« On devrait pouvoir s’offrir quelques années de printemps » Marguerite Duras

La Réunion | Avec l’Union des femmes réunionnaises

Clémentine Autain

Très belle rencontre à l’invitation de l’Union des femmes réunionnaises (UFR) à Saint-Paul, en présence de ma collègue du groupe GDR Karine Lebon, députée de La Réunion. Plusieurs associations mobilisées pour l’émancipation des femmes ont participé à cet échange sur leurs combats. Ce qui frappe, ce sont les difficultés spécifiques rencontrées : la Réunion est le troisième département le plus violent envers les femmes. L’insularité est l’une des explications qui s’imbrique avec un mode de vie familial très répandu. Quand on habite dans une maison à côté de celle de ses parents, de ceux de son mari, de ses frères et sœurs, oncles ou tantes, il est toujours plus difficile de rompre le silence. Quand on habite sur une île qui offre peu de possibilité d’un éloignement véritable, il est plus compliqué de partir, surtout quand les difficultés sociales, la dépendance économique jouent à plein sur un territoire paupérisé.
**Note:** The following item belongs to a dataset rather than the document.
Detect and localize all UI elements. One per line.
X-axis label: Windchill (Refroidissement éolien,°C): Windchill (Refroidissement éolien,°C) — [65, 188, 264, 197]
Je veux ici exprimer toute mon admiration pour ces collectifs de femmes qui viennent en aide, résistent, agissent pour en finir avec les violences faites aux femmes et ouvrir la voie de la liberté. Nous partageons un diagnostic : Metoo a ouvert une brèche mais les politiques publiques ne suivent pas. Il manque de tant de moyens pour sortir du bricolage, pour permettre aux femmes de se délivrer de leurs chaines. Les logiques néolibérales et l’obsession de la réduction de la dépense publique sont de terribles freins aux avancées féministes. Mais les femmes créent des solidarités et inventent des moyens de se protéger. C’est d’ailleurs à Saint-Paul que j’ai découvert un dispositif qui existe en métropole, dans le Val d’Oise notamment, mais qui est insuffisamment développé : le badge « Mon Shérif ». C’est un petit appareil que l’on peut cacher dans ses vêtements et que l’on déclenche en cas de danger. Cinq numéros de téléphone pré-enregistrés sont alors appelés. Ce petit objet a déjà sauvé des vies. Il ressemble au téléphone « grave danger » mais ce dernier suppose d’avoir déjà sollicité la police. Or nous savons combien les femmes peinent à y recourir. Il faut à la fois faciliter le dépôt des plaintes et développer les moyens de prévenir les situations critiques même si les femmes n’ont pas voulu, pas su, pas pu faire appel aux institutions.

Un autre fait marquant de la discussion : pendant que nous nous battions en métropole pour obtenir le droit à l’avortement dans les années 1960-70, les femmes réunionnaises subissaient des stérilisations et des avortements forcés. Ce fait, comme d’autres, donne à voir des histoires qui ne sont pas semblables. À travers la question des femmes, j’ai pu mesurer une nouvelle fois à quel point nous devons regarder la réalité réunionnaise et agir pour ses habitant.es en ayant en tête les similitudes mais aussi les spécificités de ce territoire.

Un grand merci à toutes les femmes qui ont accepté cette rencontre, et en particulier à Evelyne Corbière, secrétaire générale de l’UFR.